Isolated from the emigre community in Paris, Prokofiev began to develop contacts with the Soviet musical establishment. In 1927 he accepted an invitation from the Kremlin to make a concert tour of the Soviet Union. On his return to Petersburg he was overcome by emotion. 'I had somehow managed to forget what Petersburg was really like', he recorded in his diary of the trip. 'I had begun to think that its European charm would pale in comparison with the West and that, on the contrary, Moscow was something unique. Now, however, the grandeur of the city took my breath away.'128 The lavish production of his Love for Three Oranges (1919) in the Marinsky Theatre made him feel that he had at last been recognized as Russia's greatest living composer. The Soviet authorities pulled out all the stops to lure him back for good. Lunacharsky, the commissar of culture who had allowed him to go abroad in 1917 ('You are a revolutionary in music, we are revolutionaries in life… I shall not stop you'),129 now tried to persuade the composer to return to Soviet Russia by citing Mayakov-sky's famous open 'Letter-Poem' to Gorky (1927), in which he had asked him why he lived in Italy when there was so much work to do in Russia. Mayakovsky was an old acquaintance of Prokofiev; on the eve of Prokofiev's departure for America Mayakovsky had dedicated a volume of his poems 'To the World President of Music from the World President of Poetry: to Prokofiev'. Another of his old friends, the avant-garde director Meyerhold, talked enthusiastically of new collaborations to realize the Russian classics on the stage. Missing these old allies was a crucial factor in Prokofiev's decision to return. 'Foreign company does not inspire me', he confessed in 1933,

because I am a Russian, and that is to say the least suited of men to be an exile, to remain myself in a psychological climate that isn't of my race. My compatriots and I carry our country about with us. Not all of it, but just enough for it to be faintly painful at first, then increasingly so, until at last it breaks us down altogether… I've got to live myself back into the atmosphere of my homeland. I've got to see real winters again, and springs that burst into being from one moment to the next. I've got to hear the Russian language echoing in my ears. I've got to talk to people who are my own flesh and blood, so that they can give me something I lack here - their songs - my songs.130

From 1932. Prokofiev began to spend half the year in Moscow; four years later he moved his wife and two sons there for good. He was afforded every luxury - a spacious apartment in Moscow with his own furniture imported from Paris and the freedom to travel to the West (at a time when Soviet citizens were despatched to the gulag for ever having spoken to a foreigner). With his uncanny talent for writing tunes, Prokofiev was commissioned to compose numerous scores for the Soviet stage and screen, including his Lieutenant Kije suite (1934) and Romeo and Juliet (1935-6). Prizes followed - he was awarded the prestigious Stalin Prize on no less than five occasions between 1942 and 1949 - and even though he knew that they were window-dressing, he was flattered by the recognition of his native land.

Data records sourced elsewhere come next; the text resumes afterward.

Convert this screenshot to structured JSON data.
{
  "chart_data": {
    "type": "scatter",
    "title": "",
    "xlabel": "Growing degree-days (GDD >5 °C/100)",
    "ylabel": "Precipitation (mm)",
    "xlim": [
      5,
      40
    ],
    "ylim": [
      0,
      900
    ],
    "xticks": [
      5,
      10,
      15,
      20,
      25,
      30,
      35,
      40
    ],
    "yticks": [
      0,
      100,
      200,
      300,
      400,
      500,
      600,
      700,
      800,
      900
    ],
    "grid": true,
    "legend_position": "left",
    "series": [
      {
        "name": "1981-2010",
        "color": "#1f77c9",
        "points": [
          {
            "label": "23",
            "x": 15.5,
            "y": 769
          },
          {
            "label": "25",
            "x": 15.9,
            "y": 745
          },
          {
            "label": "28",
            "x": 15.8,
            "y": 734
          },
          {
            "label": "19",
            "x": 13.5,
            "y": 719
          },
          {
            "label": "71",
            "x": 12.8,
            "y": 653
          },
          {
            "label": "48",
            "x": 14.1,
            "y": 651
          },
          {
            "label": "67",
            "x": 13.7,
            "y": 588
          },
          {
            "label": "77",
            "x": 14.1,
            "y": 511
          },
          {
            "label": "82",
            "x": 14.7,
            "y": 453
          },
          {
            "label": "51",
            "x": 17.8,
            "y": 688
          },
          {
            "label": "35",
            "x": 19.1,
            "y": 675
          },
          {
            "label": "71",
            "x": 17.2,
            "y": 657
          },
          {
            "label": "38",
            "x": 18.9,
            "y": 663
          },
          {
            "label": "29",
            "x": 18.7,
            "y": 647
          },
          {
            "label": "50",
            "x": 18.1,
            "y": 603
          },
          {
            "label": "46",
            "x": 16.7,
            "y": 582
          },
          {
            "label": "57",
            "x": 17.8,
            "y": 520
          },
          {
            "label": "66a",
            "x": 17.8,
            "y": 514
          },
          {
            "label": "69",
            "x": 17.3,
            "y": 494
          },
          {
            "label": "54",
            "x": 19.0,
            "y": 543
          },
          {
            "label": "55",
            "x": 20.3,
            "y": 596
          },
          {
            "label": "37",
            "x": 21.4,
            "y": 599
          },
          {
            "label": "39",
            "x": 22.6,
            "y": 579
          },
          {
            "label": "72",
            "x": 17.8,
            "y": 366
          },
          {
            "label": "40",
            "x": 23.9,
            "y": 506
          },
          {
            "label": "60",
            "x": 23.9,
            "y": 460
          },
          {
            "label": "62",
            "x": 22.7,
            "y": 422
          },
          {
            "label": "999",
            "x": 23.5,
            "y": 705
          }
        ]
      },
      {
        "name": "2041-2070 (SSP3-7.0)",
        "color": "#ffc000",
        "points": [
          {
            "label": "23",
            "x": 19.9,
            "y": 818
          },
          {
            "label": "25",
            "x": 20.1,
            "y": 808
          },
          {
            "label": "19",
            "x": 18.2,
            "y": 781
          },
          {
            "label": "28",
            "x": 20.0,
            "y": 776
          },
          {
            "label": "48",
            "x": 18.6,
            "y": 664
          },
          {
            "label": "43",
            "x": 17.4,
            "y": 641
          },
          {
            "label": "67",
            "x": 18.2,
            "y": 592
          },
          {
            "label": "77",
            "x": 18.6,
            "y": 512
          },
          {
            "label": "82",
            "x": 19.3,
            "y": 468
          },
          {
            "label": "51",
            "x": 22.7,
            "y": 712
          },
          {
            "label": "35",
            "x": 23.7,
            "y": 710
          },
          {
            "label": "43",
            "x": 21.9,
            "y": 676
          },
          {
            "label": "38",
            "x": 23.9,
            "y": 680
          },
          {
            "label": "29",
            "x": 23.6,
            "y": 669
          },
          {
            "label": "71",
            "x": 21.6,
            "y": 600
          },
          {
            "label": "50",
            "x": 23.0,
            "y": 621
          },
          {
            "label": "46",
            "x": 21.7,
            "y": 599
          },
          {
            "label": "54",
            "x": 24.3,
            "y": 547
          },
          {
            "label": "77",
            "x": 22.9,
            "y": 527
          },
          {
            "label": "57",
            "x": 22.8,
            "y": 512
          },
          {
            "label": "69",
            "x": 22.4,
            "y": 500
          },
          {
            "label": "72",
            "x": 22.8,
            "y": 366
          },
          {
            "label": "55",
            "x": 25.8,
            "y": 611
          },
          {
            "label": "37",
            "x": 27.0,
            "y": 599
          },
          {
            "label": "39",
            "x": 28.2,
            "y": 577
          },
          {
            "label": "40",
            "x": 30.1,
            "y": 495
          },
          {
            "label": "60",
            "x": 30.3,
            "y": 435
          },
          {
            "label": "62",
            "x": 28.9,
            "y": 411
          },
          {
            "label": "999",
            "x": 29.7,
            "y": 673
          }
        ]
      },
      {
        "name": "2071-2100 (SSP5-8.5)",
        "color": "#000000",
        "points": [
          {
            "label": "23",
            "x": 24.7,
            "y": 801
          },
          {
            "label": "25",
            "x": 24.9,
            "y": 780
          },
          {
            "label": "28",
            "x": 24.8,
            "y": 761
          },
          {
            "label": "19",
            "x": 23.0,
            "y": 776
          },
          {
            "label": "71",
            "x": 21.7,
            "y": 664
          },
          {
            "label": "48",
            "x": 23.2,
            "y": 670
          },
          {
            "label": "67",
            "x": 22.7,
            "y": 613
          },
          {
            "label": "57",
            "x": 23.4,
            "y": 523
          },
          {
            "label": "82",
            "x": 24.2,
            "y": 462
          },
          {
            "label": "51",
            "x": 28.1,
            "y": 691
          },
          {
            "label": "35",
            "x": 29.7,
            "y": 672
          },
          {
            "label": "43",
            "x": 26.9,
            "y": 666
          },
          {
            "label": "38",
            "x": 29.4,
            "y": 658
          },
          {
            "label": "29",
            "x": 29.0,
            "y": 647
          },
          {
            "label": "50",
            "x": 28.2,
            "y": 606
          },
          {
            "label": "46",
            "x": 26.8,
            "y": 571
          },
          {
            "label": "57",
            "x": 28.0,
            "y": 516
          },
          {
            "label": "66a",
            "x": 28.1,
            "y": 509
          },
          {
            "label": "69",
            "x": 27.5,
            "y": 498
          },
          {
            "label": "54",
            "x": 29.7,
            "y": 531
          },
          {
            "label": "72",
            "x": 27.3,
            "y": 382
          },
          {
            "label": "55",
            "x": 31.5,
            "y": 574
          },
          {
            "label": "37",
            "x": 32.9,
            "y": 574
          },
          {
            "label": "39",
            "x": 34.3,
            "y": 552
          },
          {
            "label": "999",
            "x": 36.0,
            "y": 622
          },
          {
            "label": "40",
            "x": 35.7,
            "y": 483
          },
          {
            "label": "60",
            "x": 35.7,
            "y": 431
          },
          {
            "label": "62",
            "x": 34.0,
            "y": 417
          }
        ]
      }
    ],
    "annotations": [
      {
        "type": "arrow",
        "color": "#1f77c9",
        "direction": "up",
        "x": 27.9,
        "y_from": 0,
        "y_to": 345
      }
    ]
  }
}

Still, in spite of all the accolades, Prokofiev's working life at home became steadily more difficult. Attacked as a 'formalist' in the campaign which began, in 1936, with the suppression of Shostakovich's opera Lady Macbeth of Mtsensk, Prokofiev retreated by turning his attention to music for the young: Peter and the Wolf (1936) is a product (and perhaps an allegory) of the Terror years (the hunt for the wolf has overtones of the assault on the 'enemies of the people'). Many of his more experimental works remained unperformed: the huge Cantata for the Twentieth Anniversary of the October Revolution (1937); the music for Meyerhold's 1937 Pushkin centenary production of Boris Godunov; even the opera War and Peace was not staged in Russia (in its final version) until 1959. After 1948, when Zhdanov renewed the Stalinist assault against the 'formalists', nearly all the music which Prokofiev had written in Paris and New York was banned from the Soviet concert repertory.